June 14, 2022 | 3 min read

We asked our readers to vote for their favorite commercials of all time. Top creatives from the World Creative Rankings and The Drum’s Judges’ Club then ranked the ads. Now, we bring you the definitive 100 best TV and video ads of all time.

When Energizer released ‘Escape of the Bunny’ it had no idea it was drumming up a creative platform that would erode a rival’s unique brand assets and last for decades.

DDB Needham Worldwide created the character E.B. (Energizer Bunny), one of the world’s longest-lasting mascots (in every respect). The pink robot rabbit is known for his sunglasses, drum and flip-flops. The idea was so powerful that the agency worked with Energizer for 20 years.

However, it was TBWA\Chiat\Day that launched the ads that would solidify the idea in 1988 with ‘Escape of the Bunny’. E.B. was created to parody the Duracell bunny that preceded it by 15 years. The very existence of a second pink battery robot rabbit sparked a legal war, one of the fiercest in advertising. E.B. was younger, hipper and sassier, he couldn’t be any more 90s despite being a child of the 80s – technically.

The work references a famous Duracell ad showing a dozen drumming bunnies, powered by other battery brands. Energizer responds with the line: ‘Energizer wasn’t invited to the play-offs because nothing outlasts the Energizer. We keep going and going and going and go…’.

This ad came from rival the Dancer Fitzgerald Sample advertising agency, which was merged into the Saatchi & Saatchi network in 1987.
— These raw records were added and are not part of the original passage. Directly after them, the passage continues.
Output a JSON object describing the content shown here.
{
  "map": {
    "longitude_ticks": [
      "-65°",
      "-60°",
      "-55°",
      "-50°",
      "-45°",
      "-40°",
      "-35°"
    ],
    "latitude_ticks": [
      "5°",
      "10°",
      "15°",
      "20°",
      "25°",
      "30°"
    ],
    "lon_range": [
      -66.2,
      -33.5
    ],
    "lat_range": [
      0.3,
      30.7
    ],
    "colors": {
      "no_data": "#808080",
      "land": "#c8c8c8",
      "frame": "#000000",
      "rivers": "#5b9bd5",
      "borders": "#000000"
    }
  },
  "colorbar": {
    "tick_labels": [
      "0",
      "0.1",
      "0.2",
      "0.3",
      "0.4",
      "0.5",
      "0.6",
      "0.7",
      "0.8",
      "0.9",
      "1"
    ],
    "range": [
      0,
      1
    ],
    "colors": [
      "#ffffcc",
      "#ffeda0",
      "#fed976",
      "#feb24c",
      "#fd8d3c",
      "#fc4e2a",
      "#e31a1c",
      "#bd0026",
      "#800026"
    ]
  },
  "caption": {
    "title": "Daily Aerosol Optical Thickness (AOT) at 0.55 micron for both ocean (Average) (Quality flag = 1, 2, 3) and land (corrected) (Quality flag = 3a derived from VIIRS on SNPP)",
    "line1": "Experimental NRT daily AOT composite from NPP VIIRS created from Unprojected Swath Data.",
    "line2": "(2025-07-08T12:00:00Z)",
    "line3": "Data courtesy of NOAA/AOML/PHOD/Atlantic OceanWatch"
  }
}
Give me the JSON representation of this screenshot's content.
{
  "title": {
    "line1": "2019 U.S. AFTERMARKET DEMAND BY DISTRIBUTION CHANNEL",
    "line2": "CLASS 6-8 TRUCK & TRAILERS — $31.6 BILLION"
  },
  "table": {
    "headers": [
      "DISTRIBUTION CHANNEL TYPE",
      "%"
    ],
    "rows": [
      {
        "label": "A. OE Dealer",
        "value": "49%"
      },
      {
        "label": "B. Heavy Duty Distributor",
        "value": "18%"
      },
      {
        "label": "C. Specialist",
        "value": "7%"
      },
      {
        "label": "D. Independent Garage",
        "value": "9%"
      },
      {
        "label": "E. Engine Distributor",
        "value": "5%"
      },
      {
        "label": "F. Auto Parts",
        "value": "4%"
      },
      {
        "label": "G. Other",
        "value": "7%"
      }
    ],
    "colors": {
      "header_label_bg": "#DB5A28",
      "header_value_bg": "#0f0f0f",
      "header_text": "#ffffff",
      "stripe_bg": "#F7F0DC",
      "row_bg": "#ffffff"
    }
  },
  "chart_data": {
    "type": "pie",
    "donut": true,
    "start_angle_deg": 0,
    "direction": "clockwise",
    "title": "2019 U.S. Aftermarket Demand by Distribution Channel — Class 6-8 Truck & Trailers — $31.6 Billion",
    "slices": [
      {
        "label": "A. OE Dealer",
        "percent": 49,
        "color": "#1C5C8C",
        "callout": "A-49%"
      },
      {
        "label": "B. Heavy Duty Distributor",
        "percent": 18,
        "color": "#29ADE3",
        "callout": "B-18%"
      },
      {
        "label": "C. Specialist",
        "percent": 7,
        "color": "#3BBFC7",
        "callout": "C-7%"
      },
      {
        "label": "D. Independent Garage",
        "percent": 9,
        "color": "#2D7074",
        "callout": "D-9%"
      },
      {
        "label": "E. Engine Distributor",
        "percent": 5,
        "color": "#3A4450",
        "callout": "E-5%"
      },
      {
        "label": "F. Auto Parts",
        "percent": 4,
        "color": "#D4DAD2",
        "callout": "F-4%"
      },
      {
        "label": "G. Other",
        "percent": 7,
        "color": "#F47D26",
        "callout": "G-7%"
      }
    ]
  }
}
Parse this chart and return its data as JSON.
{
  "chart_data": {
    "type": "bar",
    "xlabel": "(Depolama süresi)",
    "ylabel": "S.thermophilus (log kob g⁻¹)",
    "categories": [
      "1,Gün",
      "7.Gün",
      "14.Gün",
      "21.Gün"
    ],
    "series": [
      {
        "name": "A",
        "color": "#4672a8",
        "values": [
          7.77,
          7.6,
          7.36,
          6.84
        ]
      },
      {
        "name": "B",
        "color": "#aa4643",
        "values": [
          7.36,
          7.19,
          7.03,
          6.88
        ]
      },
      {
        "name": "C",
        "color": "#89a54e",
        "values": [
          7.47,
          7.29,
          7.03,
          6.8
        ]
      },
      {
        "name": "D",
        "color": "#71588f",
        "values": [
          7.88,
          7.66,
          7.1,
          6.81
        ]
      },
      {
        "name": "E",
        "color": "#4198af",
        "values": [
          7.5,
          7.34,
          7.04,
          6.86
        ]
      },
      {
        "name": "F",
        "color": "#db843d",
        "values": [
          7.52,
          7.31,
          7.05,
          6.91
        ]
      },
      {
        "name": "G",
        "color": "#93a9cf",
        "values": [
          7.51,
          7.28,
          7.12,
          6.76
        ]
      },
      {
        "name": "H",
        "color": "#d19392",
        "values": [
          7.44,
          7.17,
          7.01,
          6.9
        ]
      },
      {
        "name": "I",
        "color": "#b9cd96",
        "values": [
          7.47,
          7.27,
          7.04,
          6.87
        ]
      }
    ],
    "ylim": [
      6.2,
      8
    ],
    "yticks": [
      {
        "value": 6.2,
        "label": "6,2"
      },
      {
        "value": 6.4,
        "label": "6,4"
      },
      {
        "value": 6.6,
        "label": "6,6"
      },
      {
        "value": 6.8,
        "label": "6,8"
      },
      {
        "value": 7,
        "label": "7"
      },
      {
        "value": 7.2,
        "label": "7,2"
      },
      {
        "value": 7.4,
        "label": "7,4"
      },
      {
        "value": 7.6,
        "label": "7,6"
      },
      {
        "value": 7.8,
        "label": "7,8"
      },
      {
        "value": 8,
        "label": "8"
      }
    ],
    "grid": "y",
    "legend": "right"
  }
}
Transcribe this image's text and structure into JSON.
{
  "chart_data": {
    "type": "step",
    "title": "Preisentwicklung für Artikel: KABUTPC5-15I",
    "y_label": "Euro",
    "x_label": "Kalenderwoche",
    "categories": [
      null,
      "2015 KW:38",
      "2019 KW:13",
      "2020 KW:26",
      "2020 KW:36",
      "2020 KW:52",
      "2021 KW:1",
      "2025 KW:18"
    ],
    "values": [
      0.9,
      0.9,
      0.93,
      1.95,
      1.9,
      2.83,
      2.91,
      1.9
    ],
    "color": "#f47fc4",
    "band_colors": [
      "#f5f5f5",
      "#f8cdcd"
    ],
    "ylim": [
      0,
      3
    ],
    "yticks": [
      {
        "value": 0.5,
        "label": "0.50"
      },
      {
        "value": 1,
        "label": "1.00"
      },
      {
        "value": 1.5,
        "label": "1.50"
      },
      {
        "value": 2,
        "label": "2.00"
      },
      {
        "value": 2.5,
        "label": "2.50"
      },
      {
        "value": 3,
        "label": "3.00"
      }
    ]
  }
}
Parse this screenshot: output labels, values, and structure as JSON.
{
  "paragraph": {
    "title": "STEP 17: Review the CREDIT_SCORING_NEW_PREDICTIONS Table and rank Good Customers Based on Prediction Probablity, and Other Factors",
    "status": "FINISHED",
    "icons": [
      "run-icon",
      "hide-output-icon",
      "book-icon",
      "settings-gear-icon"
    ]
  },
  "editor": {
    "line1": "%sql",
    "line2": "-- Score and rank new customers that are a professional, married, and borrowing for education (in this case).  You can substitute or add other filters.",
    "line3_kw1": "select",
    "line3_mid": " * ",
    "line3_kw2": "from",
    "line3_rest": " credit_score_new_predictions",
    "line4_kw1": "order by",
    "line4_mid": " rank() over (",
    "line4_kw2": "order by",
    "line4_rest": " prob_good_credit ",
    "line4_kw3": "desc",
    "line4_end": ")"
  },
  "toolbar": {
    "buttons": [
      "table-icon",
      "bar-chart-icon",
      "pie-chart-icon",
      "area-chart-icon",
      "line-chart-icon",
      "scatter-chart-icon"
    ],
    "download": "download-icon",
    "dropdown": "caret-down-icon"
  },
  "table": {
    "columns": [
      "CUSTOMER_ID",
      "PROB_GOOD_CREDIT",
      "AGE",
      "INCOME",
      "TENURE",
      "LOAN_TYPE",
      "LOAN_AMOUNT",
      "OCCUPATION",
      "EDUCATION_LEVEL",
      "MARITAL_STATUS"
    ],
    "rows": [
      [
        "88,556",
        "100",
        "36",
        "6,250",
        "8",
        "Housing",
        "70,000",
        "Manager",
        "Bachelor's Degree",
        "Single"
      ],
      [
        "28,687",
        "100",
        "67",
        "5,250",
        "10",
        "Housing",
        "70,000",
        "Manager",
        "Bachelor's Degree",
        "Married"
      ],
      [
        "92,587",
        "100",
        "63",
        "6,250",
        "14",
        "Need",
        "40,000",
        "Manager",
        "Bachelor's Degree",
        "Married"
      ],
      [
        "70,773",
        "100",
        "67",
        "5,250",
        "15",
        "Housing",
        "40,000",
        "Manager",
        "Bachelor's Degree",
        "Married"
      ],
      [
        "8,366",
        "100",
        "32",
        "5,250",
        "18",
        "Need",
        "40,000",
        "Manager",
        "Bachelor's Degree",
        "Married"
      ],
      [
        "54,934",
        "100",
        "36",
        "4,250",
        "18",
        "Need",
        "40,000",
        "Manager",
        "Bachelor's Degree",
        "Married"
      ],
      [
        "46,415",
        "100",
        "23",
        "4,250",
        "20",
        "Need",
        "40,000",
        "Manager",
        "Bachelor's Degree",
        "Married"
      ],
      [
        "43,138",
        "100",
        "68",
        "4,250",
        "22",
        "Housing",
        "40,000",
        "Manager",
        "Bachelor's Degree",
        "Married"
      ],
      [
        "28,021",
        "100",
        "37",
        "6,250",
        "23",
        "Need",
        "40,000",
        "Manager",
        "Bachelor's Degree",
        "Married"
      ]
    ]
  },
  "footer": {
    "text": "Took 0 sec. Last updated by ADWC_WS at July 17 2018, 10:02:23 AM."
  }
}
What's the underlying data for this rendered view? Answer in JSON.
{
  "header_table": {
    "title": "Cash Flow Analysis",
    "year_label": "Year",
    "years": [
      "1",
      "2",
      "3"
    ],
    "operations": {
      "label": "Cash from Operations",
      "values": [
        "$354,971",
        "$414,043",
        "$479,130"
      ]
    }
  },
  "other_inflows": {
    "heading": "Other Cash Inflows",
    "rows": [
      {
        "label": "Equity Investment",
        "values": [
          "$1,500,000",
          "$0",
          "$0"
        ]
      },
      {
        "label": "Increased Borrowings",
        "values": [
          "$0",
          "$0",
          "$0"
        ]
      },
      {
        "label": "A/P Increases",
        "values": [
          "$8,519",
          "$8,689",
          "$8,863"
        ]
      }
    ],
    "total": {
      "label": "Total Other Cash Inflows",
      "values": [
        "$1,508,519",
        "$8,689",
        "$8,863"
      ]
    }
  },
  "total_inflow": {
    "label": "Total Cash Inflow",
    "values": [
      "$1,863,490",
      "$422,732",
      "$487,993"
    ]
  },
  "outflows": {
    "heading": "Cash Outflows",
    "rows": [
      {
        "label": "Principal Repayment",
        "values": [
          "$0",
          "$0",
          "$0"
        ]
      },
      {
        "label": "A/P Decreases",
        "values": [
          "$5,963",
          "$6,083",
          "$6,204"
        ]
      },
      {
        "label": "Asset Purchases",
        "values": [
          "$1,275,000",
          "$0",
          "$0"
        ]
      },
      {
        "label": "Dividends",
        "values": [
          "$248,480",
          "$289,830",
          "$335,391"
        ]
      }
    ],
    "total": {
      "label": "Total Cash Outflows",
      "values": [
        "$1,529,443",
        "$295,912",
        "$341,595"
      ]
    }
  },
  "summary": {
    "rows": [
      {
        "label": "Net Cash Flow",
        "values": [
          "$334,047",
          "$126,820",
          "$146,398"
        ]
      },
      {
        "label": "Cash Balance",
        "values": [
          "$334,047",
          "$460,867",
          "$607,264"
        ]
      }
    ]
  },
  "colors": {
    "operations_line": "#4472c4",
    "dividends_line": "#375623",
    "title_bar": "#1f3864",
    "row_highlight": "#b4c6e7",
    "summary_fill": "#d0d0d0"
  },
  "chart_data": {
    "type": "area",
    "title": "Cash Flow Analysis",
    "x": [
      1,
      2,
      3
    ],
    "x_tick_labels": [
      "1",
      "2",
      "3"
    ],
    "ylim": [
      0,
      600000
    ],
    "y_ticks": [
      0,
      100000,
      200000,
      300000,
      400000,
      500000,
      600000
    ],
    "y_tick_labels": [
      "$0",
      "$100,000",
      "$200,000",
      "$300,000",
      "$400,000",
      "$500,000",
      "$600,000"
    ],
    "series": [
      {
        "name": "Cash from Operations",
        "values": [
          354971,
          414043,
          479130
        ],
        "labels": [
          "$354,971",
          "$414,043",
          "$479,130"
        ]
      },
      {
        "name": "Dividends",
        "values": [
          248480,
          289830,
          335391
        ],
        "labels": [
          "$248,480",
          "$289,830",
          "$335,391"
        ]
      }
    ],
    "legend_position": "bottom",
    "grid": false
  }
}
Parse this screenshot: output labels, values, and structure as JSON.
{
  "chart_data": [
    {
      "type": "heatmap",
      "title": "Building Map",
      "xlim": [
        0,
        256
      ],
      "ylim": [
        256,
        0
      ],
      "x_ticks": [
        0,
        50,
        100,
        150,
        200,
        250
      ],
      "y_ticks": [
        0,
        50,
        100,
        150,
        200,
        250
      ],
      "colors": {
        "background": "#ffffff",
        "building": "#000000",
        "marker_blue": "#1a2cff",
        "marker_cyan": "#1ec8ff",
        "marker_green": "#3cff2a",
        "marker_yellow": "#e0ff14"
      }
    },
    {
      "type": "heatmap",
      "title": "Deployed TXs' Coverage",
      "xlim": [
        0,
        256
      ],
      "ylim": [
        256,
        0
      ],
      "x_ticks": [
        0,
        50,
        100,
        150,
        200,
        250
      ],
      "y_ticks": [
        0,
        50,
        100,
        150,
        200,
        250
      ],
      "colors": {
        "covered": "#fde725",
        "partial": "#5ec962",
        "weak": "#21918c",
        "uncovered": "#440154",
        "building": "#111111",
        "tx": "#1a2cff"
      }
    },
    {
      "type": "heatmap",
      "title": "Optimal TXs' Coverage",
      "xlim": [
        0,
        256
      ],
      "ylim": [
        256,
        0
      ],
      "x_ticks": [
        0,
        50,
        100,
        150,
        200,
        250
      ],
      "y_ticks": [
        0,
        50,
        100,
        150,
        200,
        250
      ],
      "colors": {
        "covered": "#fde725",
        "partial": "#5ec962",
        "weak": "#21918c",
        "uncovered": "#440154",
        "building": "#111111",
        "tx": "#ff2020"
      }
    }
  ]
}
The Energizer Bunny ascended from a quick joke to an icon that eroded the market share of rival Duracell. The ad was intended as a one-off but the initial popularity saw it forge ahead with the in-transit bunny interrupting other scenes like a fancy tea party, as well as interrupting coffee drinking and nasal spray insertion in a campaign devised by rival Chiat/Day/Mojo.

Dave Park, president of the Los Angeles office of DDB Needham, said at the time: “I hate to say it, but while our Chicago office launched the rabbit, they never figured out the best thing to do with it. This year, Chiat\Day did better work than I can ever remember them doing.”

A real-life prop of the bunny was created by All Effects to operate in the ads via remote control. That outfit is best known for effects on Short Circuit, The Blob (1988) and Teenage Mutant Ninja Turtles III).

And good ideas, like good batteries, never die. In 2016, Camp+King, newly assigned to the Energizer account, brought E.B. back with the help of VFX specialist The Mill.

E.B. has appeared in more than 115 ads over three decades.